A crise de oferta que está decretando o fim do carro popular
Inflação de insumos, falta de componentes e reviravolta no foco da indústria transformam modelos simples em artigos de luxo
No início dos anos 1990, quando o Brasil buscava recuperação política e econômica na esteira do impeachment do presidente Collor, um capricho de seu vice e sucessor ajudou a moldar o conceito de carro popular no país. Itamar Franco (1930-2011) era um entusiasta do Fusca e insistiu que a Volkswagen voltasse a produzir o clássico carrinho, que havia saído de linha seis anos antes.
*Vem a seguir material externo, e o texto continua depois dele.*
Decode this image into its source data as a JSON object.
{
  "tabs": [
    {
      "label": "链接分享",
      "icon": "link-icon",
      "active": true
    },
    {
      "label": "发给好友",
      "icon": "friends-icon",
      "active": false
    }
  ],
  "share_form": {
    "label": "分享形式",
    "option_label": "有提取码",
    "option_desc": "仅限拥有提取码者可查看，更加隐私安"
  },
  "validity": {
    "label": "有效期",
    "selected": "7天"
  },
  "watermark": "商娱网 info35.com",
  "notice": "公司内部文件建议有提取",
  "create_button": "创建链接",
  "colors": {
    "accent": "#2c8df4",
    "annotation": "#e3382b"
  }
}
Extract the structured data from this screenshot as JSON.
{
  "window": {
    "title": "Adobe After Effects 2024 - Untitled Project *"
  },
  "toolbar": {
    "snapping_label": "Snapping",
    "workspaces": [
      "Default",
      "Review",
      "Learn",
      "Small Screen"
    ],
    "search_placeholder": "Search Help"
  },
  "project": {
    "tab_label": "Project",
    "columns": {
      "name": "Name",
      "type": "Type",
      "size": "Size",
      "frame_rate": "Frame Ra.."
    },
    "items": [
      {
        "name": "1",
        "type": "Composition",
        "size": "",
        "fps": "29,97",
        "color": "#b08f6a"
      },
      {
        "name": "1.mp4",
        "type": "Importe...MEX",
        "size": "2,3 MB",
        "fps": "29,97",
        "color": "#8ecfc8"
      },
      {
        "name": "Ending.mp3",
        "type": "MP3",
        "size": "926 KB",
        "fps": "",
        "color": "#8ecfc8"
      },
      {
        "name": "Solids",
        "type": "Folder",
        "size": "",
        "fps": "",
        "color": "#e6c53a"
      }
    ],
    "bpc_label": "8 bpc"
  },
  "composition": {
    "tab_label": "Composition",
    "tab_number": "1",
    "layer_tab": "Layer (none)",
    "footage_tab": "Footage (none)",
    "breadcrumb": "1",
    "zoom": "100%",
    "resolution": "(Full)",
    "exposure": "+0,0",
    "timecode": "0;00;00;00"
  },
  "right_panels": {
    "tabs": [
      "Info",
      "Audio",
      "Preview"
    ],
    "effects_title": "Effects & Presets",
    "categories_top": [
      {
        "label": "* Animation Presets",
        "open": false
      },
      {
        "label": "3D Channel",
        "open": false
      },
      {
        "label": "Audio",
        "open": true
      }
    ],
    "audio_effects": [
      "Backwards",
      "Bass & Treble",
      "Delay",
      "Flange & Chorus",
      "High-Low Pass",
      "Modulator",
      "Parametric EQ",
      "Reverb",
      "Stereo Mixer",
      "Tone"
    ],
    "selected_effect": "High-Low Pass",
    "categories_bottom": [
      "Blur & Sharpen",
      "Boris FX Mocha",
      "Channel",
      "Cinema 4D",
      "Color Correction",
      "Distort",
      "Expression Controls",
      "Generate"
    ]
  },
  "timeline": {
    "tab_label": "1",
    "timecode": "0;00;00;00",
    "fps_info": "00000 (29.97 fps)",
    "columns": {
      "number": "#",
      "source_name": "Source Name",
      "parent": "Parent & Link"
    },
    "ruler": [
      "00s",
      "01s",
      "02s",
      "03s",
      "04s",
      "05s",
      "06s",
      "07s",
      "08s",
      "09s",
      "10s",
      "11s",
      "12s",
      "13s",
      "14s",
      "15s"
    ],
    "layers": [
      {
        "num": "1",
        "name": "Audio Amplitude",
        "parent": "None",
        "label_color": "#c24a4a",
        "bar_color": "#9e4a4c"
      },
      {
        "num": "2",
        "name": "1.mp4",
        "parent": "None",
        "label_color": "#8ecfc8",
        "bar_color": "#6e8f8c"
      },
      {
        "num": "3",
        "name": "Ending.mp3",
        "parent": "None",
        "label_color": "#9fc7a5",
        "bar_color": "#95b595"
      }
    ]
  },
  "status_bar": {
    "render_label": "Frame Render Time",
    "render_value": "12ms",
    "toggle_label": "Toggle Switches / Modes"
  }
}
Foi atendido ao oferecer a redução da alíquota do imposto sobre produtos industrializados (IPI), de 20% para simbólico 0,1%. Itamar, então, teve de expandir o benefício tributário para veículos de menor cilindrada e, como consequência, as ruas foram tomadas por versões 1.0 do Fiat Uno e do Volkswagen Gol. A onda perduraria por mais duas décadas, passando por modelos como Ford Ka e Chevrolet Celta, entre tantos outros.
No cenário atual, porém, os carros populares — no sentido de preços acessíveis às pessoas — estão em processo de extinção. Vinte anos atrás, os modelos de motor 1.0 respondiam por cerca de 70% das vendas. Em 2020, ano em que a pandemia passou como um trator por cima de tudo, a participação foi de apenas 12,7%, de acordo com a Federação Nacional da Distribuição de Veículos Automotores (Fenabrave).
O carro mais barato do país hoje é o Mobi, cujo preço do modelo básico subiu de 38 000 reais em janeiro para 44 000 em julho, uma variação de 15,8%. A mudança do gosto dos brasileiros também mexeu com o mercado, fazendo as montadoras apostarem nos utilitários esportivos (SUVs), que já respondem por mais de 40% das vendas. A nova ordem, portanto, é priorizar os modelos com maior margem de lucro e, com isso, tirar de circulação os mais simples.